By Kyle Christopher
Our CEO, Reid Smith-Vaniz, and the Reliant Storage Doc, Dan Barber, made their way out to San Francisco two weeks ago for VMworld 2013. With such an overload of information from the 4-day conference, I interviewed Dan to boil down what we think are the most important takeaways for you.
Here are a few data storage trends you’ll be hearing a lot more about in the coming months.
The Software-Defined Data Center (SDDC)
Hardware is no longer the differentiator with regard to storage. The differentiating factor among storage vendors is now the software features they offer. You can now manage your virtualization and your RAID groups via your software. We have written previous blogs on ways you can use an SDDC to dramatically reduce costs and utilize existing or pre-owned storage hardware.
Software-Defined Storage (SDS)
Software is what gives businesses the agility and flexibility to change data configurations to grow and adapt as needed. The result is that you may have more flexibility on the boxes you use going forward instead of feeling like you’re locked into an upgrade cycle with your current VAR. Software-defined storage will allow you more hardware options.
Automation has grown so much in the last 10 – 15 years since ESX has been around. Now we have VM templates being deployed very quickly so the time to market and provisioning of services and new projects is dramatically reduced. However, it’s still very much a manual process when we talk about configuration. Automation is about creating workflows. Automation will radically simplify the VM deployment process and other management functions. It’s all about automating the manual processes we regularly do, which can be automated for a much faster time to market.
Where Storage Is Headed
Flash is going to become a new performance tier. Flash prices will drop, adoption will grow and capacities will increase. Better yet, SSD drives will continue to be excellent performers, even while their prices drop significantly. This will create an excellent opportunity to expand your environment to meet data demands. The price of storage rentals will continue to drop, which will free up more time and money while you weigh your options for longer-term solutions.
The problem we have right now is that as compute performance has increased, access to that data has not proportionally increased. Now we have a huge gap between the amount of data we’re storing the rate at which it can be accessed. Flash will hopefully reduce that gap and allow fast access to all that data. We’re also going to have different levels of flash tiers.
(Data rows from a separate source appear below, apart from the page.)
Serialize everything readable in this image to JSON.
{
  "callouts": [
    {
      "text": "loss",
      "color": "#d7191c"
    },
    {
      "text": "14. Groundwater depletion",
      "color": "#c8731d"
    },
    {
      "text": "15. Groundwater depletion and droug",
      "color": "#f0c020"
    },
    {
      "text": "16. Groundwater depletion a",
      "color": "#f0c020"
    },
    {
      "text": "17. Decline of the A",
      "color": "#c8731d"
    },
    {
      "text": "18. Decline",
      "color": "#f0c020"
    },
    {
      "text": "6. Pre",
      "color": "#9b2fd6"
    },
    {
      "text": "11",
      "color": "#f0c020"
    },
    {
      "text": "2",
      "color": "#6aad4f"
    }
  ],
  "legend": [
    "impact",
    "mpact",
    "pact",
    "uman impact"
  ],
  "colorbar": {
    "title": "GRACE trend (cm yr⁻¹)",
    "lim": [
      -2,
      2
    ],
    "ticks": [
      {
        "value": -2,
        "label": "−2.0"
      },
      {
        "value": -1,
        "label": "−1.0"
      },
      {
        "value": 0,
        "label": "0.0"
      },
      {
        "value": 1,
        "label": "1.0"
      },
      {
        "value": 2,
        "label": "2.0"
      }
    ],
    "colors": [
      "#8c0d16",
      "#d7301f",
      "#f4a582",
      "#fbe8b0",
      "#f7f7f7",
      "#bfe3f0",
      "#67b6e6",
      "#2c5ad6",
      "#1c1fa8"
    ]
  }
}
Fibre Chanel or Ethernet? What’s the future?
To answer this question we need to consider two items. Firstly, we need to consider the purely technical perspective. Secondly, we must consider the organizational, or business, components.
Technically speaking, it seems most storage professionals agree that Ethernet has a bigger path to bigger bandwidth. Speaking organizationally, a lot of questions revolve around organizational policy and division of responsibilities. The Fibre Channel versus Ethernet question is as much a technical issue as it is a business and policy issue, which companies are still figuring out how to address. There remains a question around ownership. In essence, who owns the Ethernet switch? Is it the network team or the storage team? Both technical and business perspectives will need to be worked out on an organizational level before we see a mass move to one or the other.